The research also offers hints that perhaps relative affluence is not the only factor that informs people’s disparate adoption of online shopping.
For an example here, turn to Washington, D.C. It’s a city, and its growth and spending look much different from any of the 50 states’ figures.
The District’s per-person online spending grew 38 percent over the one-year period. The next-largest growth rate, recorded in New Hampshire, was just 20 percent. Furthermore, consumers in the District spent a whopping $3,353 per person online. That is dramatically higher than the per-person figure in any state. (New Jersey was the highest, at $1,736.)
So perhaps the gap suggests that urbanites, in general, have migrated to online shopping much faster than their counterparts in less densely populated areas.
Maykot said that while he can’t say for sure, as Adobe doesn’t yet perform city-level analyses, this is a “credible hypothesis” for why the District is an outlier.
After all, there are unique pain points to brick-and-mortar shopping in cities: Checkout lines at high-traffic stores can be excruciatingly long.

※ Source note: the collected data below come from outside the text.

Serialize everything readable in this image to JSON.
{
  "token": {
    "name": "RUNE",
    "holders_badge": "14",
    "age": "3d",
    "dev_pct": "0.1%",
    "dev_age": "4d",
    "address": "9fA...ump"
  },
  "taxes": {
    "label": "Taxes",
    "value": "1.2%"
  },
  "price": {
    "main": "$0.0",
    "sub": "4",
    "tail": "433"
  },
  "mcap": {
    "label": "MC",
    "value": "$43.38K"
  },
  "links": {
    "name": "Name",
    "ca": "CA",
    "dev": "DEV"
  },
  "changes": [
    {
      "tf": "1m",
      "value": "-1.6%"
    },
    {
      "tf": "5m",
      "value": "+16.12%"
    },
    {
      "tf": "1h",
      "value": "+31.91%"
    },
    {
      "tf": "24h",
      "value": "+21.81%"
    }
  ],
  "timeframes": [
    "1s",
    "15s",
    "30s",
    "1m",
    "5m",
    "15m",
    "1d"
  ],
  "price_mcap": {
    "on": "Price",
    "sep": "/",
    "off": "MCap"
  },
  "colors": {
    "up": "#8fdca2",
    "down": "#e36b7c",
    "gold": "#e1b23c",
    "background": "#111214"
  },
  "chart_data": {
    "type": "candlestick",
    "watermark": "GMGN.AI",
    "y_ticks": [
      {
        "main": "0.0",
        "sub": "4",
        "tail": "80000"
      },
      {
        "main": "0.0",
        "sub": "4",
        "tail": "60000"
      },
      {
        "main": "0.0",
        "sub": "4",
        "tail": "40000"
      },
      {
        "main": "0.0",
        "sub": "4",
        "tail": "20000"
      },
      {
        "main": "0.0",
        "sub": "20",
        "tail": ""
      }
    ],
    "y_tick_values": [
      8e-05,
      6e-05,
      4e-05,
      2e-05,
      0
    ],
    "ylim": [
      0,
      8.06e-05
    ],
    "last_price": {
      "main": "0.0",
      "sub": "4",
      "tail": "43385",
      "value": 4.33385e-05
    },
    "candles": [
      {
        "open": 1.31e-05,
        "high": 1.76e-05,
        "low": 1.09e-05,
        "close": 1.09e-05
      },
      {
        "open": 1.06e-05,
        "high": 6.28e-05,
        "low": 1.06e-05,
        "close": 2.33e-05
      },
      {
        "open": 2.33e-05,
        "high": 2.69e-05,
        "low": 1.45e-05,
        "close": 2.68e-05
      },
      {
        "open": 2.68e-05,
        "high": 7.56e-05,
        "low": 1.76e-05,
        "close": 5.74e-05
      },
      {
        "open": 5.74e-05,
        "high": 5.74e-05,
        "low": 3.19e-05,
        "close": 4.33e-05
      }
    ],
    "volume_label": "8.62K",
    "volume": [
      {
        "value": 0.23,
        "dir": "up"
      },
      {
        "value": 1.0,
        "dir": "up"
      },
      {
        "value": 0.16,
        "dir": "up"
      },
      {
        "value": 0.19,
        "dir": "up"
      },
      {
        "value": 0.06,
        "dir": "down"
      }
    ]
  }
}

Nabbing an on-street parking spot can feel like a miracle. Many city residents don’t own a car, and it can be hard to lug purchases on public transit or on foot. All these factors may be pushing city dwellers to adopt online shopping more quickly than people in smaller towns.
Taken together, the data help provide valuable context for how to think about the business strategies of some of the biggest names in retail. For example, Amazon.com’s same-day delivery service is largely concentrated in affluent cities. Sure, that’s in part because the economics are better when customers are clustered close together. But this information also suggests that Amazon is first trying to make this a habit among the kinds of shoppers who are already the most dependent on e-commerce. (Jeffrey Bezos, the chief executive of Amazon, owns The Washington Post.)
Similarly, people sometimes ask how Walmart could possibly sustain its more than 4,000 U.S. stores in the digital era. This research helps explain that: That tower of Amazon boxes outside a big-city condo building each evening may not be a good proxy for how people are shopping in, say, rural Tennessee. Even if some people are doing less of it these days, there is still enormous appetite for shopping in brick-and-mortar stores.
Yet Adobe’s findings suggest there are ways to attract different kinds of shoppers – including low-income ones – to the digital channel. Take, for example, what Adobe observed during the holiday season when it came to purchasing TVs. Researchers looked at how many televisions were bought online during November and December in each state, and then looked at what share of those purchases were made during the week of Black Friday – the period when discounts ran highest. States with lower median incomes tended to see a larger share of TVs bought in that period, suggesting that value pricing was important in getting those consumers to fill their digital shopping carts.
“If retailers want to bring more low-income people into the online space, that week is very important for you,” Maykot said.